The New Zealand National Party leadership election was an election for the National leadership position in 1986.

==Background==
The National Party, led by Robert Muldoon, had lost the 14 July 1984 general election to the New Zealand Labour Party in a landslide. In November 1984, Muldoon was challenged for the party leadership by four candidates; Jim McLay and Jim Bolger were the two main challengers and McLay was successful, taking leadership from 29 November 1984.

McLay offered Muldoon the role of Overseas Trade spokesperson, ranked at number ten of the caucus and the same post that Keith Holyoake had held after he had stepped down as National's leader.
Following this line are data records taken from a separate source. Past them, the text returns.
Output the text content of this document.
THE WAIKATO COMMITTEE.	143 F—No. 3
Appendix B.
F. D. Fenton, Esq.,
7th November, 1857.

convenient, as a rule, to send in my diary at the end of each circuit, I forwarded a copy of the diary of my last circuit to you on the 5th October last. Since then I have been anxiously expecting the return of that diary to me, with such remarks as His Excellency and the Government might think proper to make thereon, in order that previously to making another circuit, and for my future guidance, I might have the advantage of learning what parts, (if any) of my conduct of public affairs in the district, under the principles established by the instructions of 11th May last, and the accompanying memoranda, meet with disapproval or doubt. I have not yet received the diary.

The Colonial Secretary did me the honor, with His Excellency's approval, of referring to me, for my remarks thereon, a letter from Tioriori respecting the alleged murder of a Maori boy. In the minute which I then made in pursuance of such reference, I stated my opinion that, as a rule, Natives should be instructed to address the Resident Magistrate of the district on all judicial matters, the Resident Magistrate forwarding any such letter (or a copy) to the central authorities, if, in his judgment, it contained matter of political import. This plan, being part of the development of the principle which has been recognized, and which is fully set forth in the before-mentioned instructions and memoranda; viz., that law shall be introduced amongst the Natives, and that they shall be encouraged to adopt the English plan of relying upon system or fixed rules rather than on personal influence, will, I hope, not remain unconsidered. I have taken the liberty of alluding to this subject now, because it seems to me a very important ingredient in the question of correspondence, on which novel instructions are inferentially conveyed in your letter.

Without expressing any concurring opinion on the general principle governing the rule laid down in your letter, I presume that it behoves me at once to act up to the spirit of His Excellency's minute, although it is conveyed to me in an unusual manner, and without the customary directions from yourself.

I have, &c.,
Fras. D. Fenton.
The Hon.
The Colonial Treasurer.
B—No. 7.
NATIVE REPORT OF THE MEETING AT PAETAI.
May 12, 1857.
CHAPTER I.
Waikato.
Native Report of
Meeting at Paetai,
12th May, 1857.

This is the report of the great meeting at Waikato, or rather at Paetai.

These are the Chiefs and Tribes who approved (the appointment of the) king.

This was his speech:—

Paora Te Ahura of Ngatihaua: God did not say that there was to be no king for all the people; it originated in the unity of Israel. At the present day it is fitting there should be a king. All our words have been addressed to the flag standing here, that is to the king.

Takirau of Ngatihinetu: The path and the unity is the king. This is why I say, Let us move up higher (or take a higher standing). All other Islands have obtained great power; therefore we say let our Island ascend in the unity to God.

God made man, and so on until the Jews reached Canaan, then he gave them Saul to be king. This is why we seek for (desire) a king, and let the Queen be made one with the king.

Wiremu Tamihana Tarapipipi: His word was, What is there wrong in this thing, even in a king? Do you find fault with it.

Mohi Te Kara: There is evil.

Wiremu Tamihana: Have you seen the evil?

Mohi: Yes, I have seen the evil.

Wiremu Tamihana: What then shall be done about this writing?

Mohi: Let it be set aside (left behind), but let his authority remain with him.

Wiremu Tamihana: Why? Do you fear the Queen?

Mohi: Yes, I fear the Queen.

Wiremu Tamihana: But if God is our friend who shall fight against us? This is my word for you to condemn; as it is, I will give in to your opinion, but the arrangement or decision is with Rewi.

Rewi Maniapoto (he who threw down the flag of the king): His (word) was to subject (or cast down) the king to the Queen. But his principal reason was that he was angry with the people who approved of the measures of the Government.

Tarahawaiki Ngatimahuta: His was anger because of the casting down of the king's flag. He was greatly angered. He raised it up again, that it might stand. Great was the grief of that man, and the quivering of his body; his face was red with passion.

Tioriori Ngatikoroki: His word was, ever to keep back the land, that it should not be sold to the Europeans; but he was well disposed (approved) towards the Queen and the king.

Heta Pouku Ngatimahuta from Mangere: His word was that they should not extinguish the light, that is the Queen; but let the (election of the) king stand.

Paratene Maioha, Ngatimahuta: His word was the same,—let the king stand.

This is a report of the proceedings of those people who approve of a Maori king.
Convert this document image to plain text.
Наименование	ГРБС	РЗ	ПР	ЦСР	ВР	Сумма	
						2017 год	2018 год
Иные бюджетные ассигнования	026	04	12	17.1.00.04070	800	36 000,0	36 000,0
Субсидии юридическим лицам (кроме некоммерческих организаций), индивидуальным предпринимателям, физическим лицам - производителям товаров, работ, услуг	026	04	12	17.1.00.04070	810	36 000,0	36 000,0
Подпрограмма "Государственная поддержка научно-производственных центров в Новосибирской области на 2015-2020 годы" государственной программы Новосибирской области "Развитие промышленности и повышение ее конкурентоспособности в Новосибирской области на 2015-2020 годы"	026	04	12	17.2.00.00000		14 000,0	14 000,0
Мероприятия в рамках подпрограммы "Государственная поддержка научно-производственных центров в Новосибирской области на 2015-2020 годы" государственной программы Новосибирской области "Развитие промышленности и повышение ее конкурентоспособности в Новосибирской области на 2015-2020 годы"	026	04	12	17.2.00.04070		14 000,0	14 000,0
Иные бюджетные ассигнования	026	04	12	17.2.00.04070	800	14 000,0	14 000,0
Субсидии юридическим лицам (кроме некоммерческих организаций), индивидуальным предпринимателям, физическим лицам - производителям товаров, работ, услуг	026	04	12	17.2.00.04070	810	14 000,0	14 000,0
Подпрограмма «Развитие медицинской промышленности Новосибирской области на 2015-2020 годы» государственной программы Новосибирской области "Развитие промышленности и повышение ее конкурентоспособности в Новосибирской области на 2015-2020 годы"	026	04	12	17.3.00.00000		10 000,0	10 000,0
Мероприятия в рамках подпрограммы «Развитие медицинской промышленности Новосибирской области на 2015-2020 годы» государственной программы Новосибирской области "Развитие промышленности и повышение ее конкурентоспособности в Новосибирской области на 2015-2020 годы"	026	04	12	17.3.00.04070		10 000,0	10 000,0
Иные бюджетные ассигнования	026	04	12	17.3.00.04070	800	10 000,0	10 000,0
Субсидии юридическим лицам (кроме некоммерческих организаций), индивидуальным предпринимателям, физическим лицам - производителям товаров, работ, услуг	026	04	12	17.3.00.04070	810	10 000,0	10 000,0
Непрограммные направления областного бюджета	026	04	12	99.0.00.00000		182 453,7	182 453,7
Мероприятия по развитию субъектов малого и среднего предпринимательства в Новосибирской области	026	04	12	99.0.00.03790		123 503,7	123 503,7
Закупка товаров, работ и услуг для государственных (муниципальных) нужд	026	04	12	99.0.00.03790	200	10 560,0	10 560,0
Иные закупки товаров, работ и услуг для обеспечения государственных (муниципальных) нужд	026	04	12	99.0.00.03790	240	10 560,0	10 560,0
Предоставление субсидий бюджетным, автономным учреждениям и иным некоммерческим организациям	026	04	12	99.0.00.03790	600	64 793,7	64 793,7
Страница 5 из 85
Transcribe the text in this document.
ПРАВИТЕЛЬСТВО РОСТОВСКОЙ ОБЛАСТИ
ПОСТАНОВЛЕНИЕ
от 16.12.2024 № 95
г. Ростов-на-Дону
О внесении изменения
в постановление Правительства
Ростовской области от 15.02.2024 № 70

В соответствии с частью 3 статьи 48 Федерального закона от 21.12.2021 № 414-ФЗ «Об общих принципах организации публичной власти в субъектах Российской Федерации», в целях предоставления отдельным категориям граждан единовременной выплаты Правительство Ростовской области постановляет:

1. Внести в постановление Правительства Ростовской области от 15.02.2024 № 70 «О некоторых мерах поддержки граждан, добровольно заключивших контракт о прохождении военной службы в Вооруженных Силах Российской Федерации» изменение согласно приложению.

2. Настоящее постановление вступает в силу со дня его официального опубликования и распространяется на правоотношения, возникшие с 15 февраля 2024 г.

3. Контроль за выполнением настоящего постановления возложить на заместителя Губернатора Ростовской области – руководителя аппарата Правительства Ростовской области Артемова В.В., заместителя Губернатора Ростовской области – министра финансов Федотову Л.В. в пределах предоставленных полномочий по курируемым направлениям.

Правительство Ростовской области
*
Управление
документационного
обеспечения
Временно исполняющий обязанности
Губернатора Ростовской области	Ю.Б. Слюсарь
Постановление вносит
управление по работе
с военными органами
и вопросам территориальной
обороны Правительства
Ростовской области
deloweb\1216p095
Barry Gustafson, the biographer of Muldoon and the author of the National Party's history The first 50 years, believes that had Muldoon accepted, National would have avoided the difficulties that it faced in 1985. As it was, McLay struggled to get much traction with the media, while Muldoon was seen as the go-to person, all the while criticising the leadership.

In November 1985, McLay demoted Muldoon to the bottom rank in caucus, and Muldoon-supporter Merv Wellington to the second-lowest rank. Muldoon then openly challenged McLay and called for his removal. When Muldoon was asked whether he was going to be a thorn in National's side, he famously replied: "No, just a little prick." An upcoming leadership challenge before year's end was discussed by the media, and lists of supporters of McLay and his possible successor, Bolger, were printed. The issue came to a head when at the 5 December 1985 caucus meeting, McLay asked three times whether anybody wanted to add anything to the agenda, including the question of leadership. Nobody did, and those caucus members who had stirred the media were reprimanded.

McLay moved his front bench around in February 1986. Some of his supporters (such as Michael Cox and Ruth Richardson) were promoted, whilst George Gair and Bill Birch were demoted. Gair had made it known in December that he would like to become deputy to Bolger if the challenge had been successful, and Birch was an admirer of Muldoon and a close friend of Bolger.

Following their demotion, Gair and Birch contacted most of the 38 caucus members for their support of Bolger, and they obtained the signatures of 25 members under a letter. Together with the chief whip, Don McKinnon, they presented the letter to McLay on Wednesday, 26 March 1986. A caucus meeting was hastily arranged for later that morning. Ruth Richardson cancelled a meeting in Auckland and flew back to Wellington. Simon Upton was in the South Island and although the police got involved, he could not be located.

==Result==
The following table gives the voting results:

|  | Name | Votes | Percentage |
|---|---|---|---|
|  | Jim Bolger | 25 | 65.78% |
|  | Jim McLay | 13 | 34.22% |

==Aftermath==

Bolger received a clear majority at the caucus meeting, with the support of Muldoon and his supporters. In return, Bolger promoted Muldoon to the front bench, and the former prime minister became National's spokesperson for foreign affairs. Gair was elected deputy leader at the meeting in preference to Ruth Richardson. Gair's majority was stated to have been decisive. Winston Peters was also nominated for deputy, but declined nomination.

Coincidentally National announced a merger with the New Zealand Party the same day which was overshadowed in the media by news of the leadership change.

National lost the 1987 election, but Bolger remained leader and became Prime Minister when the party won in 1990.